Wasserstoffbranche kämpft mit schwacher Nachfrage und finanziellen Rückschlägen
Paul MaierWasserstoffbranche kämpft mit schwacher Nachfrage und finanziellen Rückschlägen
Die Wasserstoffbranche steht vor neuen Herausforderungen, da Zweifel an ihrer langfristigen Tragfähigkeit wachsen. Unternehmen wie Nel ASA und ITM Power kämpfen mit schwacher Nachfrage und finanziellen Belastungen. Gleichzeitig sehen sich Städte, die in Wasserstofftechnologie investieren – etwa Bielefeld –, mit unerwarteten Rückschlägen konfrontiert.

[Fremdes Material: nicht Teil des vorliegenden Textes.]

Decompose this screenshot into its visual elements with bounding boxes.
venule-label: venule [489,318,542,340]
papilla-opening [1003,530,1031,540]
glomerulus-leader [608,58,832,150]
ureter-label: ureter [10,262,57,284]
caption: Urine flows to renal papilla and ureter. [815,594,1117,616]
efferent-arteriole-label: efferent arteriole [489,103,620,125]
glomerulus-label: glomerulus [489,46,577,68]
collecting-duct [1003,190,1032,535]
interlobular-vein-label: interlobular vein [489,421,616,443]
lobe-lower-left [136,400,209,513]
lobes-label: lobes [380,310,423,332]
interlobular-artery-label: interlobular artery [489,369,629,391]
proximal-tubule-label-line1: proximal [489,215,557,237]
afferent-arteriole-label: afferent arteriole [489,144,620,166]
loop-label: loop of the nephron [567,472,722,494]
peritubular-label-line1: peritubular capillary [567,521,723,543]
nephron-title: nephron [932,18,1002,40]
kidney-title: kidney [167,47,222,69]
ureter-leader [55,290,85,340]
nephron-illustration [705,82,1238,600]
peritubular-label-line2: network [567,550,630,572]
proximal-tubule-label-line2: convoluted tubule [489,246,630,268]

Das kommunale Entsorgungsunternehmen der Stadt Bielefeld gerät wegen seiner wasserstoffbetriebenen Müllfahrzeuge in die Kritik: Die Fahrzeuge stehen aufgrund von Treibstoffmangel ungenutzt herum. Kritiker spotten über das Projekt und stellen dessen Praxistauglichkeit infrage. Trotz der Rückschläge betonen Stadtvertreter, die Probleme seien nur vorübergehend, und bekräftigen ihr Festhalten an der Wasserstoffstrategie.
Der norwegische Wasserstoffspezialist Nel ASA hat weiterhin mit sinkenden Umsätzen und schwacher Auftragslage zu kämpfen. Der Aktienkurs notierte kürzlich in Stuttgart bei 0,192 Euro – ein leichtes Plus von 2,5 Prozent –, bleibt aber nahe dem historischen Tiefstand von 0,17 Euro. Eine kleine Gruppe von Anlegern gibt die Hoffnung dennoch nicht auf und hält an der Aktie fest.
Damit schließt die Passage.